Cuyahoga County, Ohio, is seeking a partner to bring to fruition its ambitious plans for multiple microgrids coordinated by a newly created county utility.
The county recently issued a request for qualifications (RFQ) for a partner to get the new county utility up and running.
“Microgrids are a forward-thinking way to serve our community with reliable power in a time when weather and outages can be unpredictable,” said Armond Budish, county executive, noting the massive power outages that Hurricane Ian recently brought to Florida.
“We’ve had positive momentum on our county utility and the release of this RFQ is the next step to making our county resilient and better prepared for anything,” Budish said.
The energy project is part of the county’s plan to reinvigorate its economy – it was once a hub of manufacturing – while pursuing climate goals and advancing equity. Cuyahoga County, which includes Cleveland, is the second most populated county in Ohio with 1.2 million people.
Why Cuyahoga County is creating a utility
The county said it is establishing its own utility because it has run into barriers to microgrids caused by conventional utility policies and regulations in Ohio.
“These barriers include high electricity rates with inflated riders; unfavorable rate mechanisms and onerous regulation that limit the value and deployment of renewable energy; subsidies for coal plants; an unstable grid; high energy burdens on low-income communities; and a corruption scandal involving state agencies and the local investor-owned utility,” the county wrote in the RFQ.
Cuyahoga County has won the necessary legal approvals to move forward on the utility, which will be much like a municipal utility, allowing the county to set electricity rates, create interconnection rules and establish other policies designed to lower energy costs and improve service.
“A utility operated with more sophisticated and economic coordination between responsive loads, local generation and wholesale power supply could support a higher percentage of renewables, very high uptime and usher in advanced technologies,” the county said in the RFQ.
“The county envisions Cuyahoga County becoming a microgrid industry hub in the United States – pairing industry leaders with research institutions such as NASA …”
Cuyahoga County believes the microgrids and county utility would “attract advanced manufacturing to the county, catapult clean energy companies in the region, and make progress on climate initiatives. The county envisions Cuyahoga County becoming a microgrid industry hub in the United States – pairing industry leaders with research institutions such as NASA and academic institutions such as Case Western and Cleveland State University.”

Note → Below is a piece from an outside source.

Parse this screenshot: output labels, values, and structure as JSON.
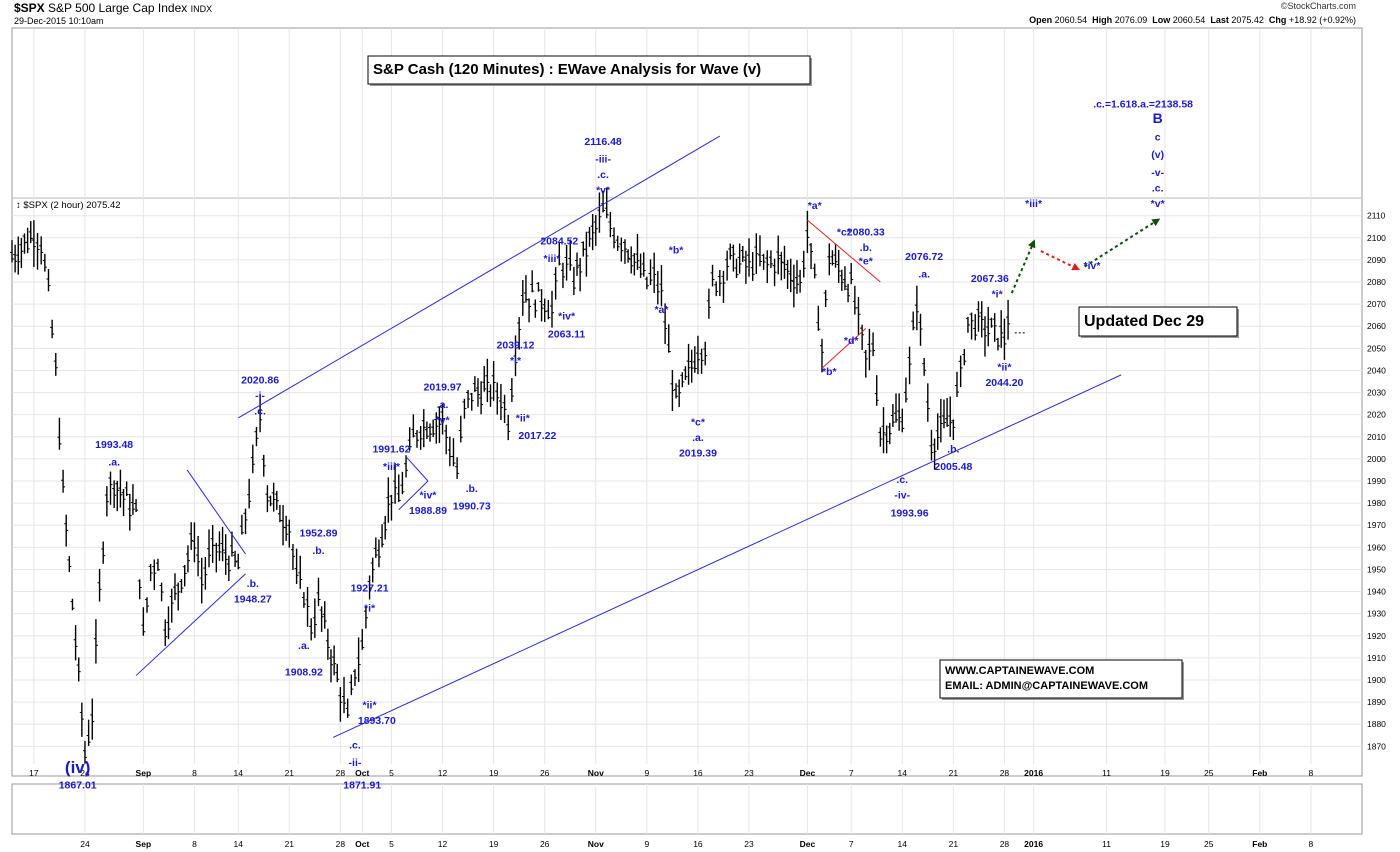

The idea of creating new utilities for microgrids also has emerged in California, where residential solar company Sunnova Energy recently proposed creating microutilities for neighborhoods with microgrids.
“Most local governments do not own or have influence over their electric utility,” said the county in the RFQ. “Instead, they are subject to the preferences of state officials and executives of investor-owned utility monopolies. The county utility offers a stark alternative by enabling cities to collaborate with their local electric utility, influencing its programs and priorities, such as renewable energy and microgrid deployment and electric vehicle infrastructure.
Phased microgrid plan
The county plans to execute the plan by building microgrids through public/private partnerships in a phased approach.
Phase one would attract transmission customers interested in peak load management or behind-the-meter projects.
“These customers should be the least complicated to switch from their existing distribution utility as there is minimal to no electric distribution equipment between the customer and the transmission grid. Further, these customers have large loads and thus higher revenue potential to the county utility,” said the RFQ.
In the second phase, the county would create microgrid districts in industrial corridors, work on the acquisition or construction of distribution infrastructure and organize customers into microgrid districts.
Phase three would bring additional microgrid districts and service to smaller transmission and business customers.
Future phases might incorporate residential customers into the microgrid districts or support community solar projects.
The county wants individual private companies to develop microgrids within the districts, and it plans to issue a future solicitation to prequalify multiple developers.
Ideal utility partner
But for now, Cuyahoga County seeks a partner to build and operate the county utility, under a long-term contract, funded through utility rates, grants and wholesale market participation. Applicants should have experience working with independent system operators and public entities and in procuring wholesale power. The applicants should also be able to provide at least $1 million in startup funding.
The release of the utility RFQ is the latest stage in the county’s multiyear microgrid hub project.
“Earlier this summer, we released a request for information for our county utility, asking the energy industry for feedback on how to best structure our new utility, if the ‘market’ will front dollars for project build-outs, and what kind of technology should be considered for microgrid projects. We received nearly 40 responses from energy companies all over the country, including some from Europe and Canada. In general, there was a lot of fascination with what we are doing. We had some companies who said they never respond to RFIs, but thought that what we were doing was so unique that they had to weigh in, therefore submitting a response,” said Mike Foley, county director of sustainability. “I am really excited that this next stage is here, and that we will be hiring utility professionals to manage the build-out of microgrid strategy.”
Deadlines and milestones
The deadline to respond to the RFQ, available on the county’s purchasing site, is Nov. 18. A prequalification conference is scheduled for Oct. 20. The county intends to notify top contenders by Dec. 31 and begin contract negotiations in January 2023.